In Malawi, the government and environmental NGOs have joined together in an effort to reduce dependency on charcoal for cooking and heating. They’re looking for other forms of energy because the charcoal trade has left most of the country’s woodlands bare. But most Malawians find it difficult to switch. Statistics indicate that almost all Malawians depend on charcoal for cooking. Other conventional sources of fuel such as gas, solar and paraffin are rare and expensive.
Jane Sumani is a housewife in the commercial capital, Blantyre. She says, “I use charcoal because electricity is very expensive for cooking or heating. Moreover, charcoal is also sold in smallest qualities at affordable prices for most of ordinary Malawians. I cannot stop using it, I cannot stop.”
Coal-burning stoves are also cheaper than electrical appliances like cookers and heaters. A brand new hotplate costs around US$30, while a locally made charcoal stove costs around US$2 and needs no sophisticated maintenance. A sizable bag of charcoal in urban areas costs about US$7. Sumani says for an average family of seven, like her own, it may last a week. But those who use electricity may pay twice as much for their cooking and heating.
Research has shown that 140,000 tons of charcoal are produced every year in Malawi. Environmentalists say this is the main reason for the loss of about 50,000 hectares of indigenous forest every year – the highest deforestation rate in the region of the Southern African Development Community.
The charcoal trade is illegal in Malawi. Police at roadblocks have been confiscating it but have not stopped the trade.
John Manda produces the fuel in the southern district of Mwanza, one of the areas mostly ravaged by deforestation due to charcoal production, “I have been burning charcoal for 20 years.This is where my bread and butter come from; this is where I get money to pay school fees for my children. Although I know that it is not legal, there is no way I can stop without government giving me an alternative business.”
Daulos Mauambeta is the executive director of Wildlife and Environmental Society of Malawi, an independent NGO that fights environmental degradation. He says efforts are underway to divert communities to other profitable ventures instead of producing charcoal. “For example, some communities are keeping the bees which are producing the honey (which) they sell. Others are keeping the guinea fowl, which they also sell, while other communities are producing baobab fruit juices, aiming at increasing income at their household level,” he says.

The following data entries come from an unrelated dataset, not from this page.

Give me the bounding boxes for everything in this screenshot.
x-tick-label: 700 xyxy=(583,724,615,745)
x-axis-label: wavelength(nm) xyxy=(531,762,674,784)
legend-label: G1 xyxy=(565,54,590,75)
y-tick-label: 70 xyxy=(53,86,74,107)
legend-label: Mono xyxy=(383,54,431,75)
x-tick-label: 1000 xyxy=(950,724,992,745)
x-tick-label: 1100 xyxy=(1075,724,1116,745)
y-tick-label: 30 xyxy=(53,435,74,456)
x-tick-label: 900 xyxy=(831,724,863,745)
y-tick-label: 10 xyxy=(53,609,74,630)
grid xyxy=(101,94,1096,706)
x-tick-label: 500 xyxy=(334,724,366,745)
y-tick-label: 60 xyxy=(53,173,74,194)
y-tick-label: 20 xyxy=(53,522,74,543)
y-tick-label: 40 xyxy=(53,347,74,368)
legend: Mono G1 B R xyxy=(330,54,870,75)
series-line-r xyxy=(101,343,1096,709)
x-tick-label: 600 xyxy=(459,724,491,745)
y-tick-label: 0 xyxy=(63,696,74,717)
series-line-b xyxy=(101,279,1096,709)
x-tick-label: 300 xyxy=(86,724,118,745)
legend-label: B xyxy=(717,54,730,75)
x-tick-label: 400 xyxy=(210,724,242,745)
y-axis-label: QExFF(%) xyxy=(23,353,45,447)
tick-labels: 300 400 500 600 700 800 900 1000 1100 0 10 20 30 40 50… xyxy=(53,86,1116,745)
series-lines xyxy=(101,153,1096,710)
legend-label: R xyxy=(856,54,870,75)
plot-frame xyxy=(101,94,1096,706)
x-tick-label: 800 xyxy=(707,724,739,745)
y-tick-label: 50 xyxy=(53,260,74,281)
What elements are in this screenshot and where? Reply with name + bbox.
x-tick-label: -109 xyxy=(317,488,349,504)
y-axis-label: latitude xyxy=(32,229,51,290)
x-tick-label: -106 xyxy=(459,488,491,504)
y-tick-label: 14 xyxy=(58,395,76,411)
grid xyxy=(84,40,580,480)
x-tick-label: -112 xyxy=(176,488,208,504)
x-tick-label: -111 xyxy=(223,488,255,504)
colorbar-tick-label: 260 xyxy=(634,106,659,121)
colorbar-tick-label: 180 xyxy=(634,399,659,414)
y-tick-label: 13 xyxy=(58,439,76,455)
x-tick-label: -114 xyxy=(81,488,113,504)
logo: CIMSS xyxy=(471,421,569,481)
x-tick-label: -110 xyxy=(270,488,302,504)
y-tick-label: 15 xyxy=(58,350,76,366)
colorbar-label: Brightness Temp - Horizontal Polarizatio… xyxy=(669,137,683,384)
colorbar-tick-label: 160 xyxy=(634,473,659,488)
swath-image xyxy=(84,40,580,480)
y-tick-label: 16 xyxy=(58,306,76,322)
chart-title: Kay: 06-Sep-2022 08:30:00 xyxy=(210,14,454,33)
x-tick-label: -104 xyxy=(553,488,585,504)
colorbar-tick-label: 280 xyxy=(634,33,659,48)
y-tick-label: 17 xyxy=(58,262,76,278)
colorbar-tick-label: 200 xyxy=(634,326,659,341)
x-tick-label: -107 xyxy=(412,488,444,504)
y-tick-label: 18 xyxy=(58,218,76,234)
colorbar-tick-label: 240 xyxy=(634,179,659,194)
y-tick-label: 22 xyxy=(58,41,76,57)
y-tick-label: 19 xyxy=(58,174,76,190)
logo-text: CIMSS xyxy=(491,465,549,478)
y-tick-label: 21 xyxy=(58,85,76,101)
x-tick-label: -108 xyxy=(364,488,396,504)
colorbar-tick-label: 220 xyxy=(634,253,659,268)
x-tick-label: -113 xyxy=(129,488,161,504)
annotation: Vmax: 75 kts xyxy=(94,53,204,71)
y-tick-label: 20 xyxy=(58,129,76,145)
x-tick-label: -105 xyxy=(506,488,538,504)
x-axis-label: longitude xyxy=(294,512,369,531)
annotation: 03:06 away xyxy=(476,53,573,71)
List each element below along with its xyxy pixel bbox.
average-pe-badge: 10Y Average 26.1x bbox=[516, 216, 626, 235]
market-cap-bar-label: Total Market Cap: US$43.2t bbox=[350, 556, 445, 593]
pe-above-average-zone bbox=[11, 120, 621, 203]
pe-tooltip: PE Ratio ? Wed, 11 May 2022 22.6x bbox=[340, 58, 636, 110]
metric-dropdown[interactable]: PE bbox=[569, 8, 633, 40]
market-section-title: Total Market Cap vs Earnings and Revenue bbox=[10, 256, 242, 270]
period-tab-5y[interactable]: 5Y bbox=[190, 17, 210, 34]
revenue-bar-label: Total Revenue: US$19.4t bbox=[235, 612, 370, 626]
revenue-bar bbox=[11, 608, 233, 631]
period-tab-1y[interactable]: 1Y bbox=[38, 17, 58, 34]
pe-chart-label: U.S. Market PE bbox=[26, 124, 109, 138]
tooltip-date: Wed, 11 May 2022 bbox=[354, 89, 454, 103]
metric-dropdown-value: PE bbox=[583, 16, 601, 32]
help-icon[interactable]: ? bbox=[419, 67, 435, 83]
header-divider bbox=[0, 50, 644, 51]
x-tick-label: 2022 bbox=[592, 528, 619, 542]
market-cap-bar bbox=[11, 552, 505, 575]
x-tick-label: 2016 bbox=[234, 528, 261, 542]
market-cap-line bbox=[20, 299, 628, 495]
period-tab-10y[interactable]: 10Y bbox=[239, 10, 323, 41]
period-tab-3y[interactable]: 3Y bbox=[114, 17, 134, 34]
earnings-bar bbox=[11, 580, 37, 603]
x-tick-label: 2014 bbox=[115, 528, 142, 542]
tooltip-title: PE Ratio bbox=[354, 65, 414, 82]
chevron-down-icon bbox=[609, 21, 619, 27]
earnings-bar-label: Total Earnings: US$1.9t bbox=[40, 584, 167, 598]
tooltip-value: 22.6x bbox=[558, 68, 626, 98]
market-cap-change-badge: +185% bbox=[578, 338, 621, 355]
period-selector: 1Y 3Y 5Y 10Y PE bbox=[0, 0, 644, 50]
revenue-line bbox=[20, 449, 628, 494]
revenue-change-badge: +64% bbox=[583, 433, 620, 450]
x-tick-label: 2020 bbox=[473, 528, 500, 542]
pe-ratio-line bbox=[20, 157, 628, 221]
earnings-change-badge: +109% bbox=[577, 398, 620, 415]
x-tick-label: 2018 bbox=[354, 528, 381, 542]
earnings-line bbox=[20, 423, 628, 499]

Mauambeta says his organization is running a program that encourages communities to plant trees they can use for firewood.
A report released in December 2007 entitled “Charcoal Consumption, Trade and Production in Malawi,” recommends the regulation of the charcoal industry as opposed to criminalization.
The author, economist Patrick Kambewa, told the UN humanitarian news agency, IRIN, that criminalizing the industry means arresting thousands of people involved in one of the few industries that benefit the poor.
He says the scale of charcoal production, if regulated, could make it one of the country's top earners after tobacco and tea, and would also encourage the sustainable use of wooded areas.
The report estimates that the industry employs about 93,000 people as producers, transporters and roadside or urban vendors.
Mauambeta says negotiations are in place with government on regulating the trade. He favors a system that would legally allow communities to manage forests and provide licenses to communities to produce charcoal. By limiting the number of licenses issued and restricting the amount of charcoal allowed under each one, the state could control the amount of forest loss.
He adds, “We are engaging the government to develop systems that would allow the communities to own forests at the same time to get a license from the Department of Forestry. Then, they can start manufacturing charcoal and pay taxes to the government from the business.”
Ted Kalebe is the minister of energy and mining. He says the government has begun a six-year program known as Improving Forest Management for Sustainable Livelihood. He says the program, run jointly by the European Union and the Malawi government aims to improve the livelihood of communities through the sustainable and collaborative management of forests. Kalebe says the program also encourages the communities to use wind power and solar energy.
But skeptics doubt the effort will succeed, given the huge financial profits that traders gain from charcoal sales.
John Manda says he makes about US$200 per month from selling charcoal – good money for a villager and above the average pay for many workers. That includes journalists, who may only earn around US$70 a month.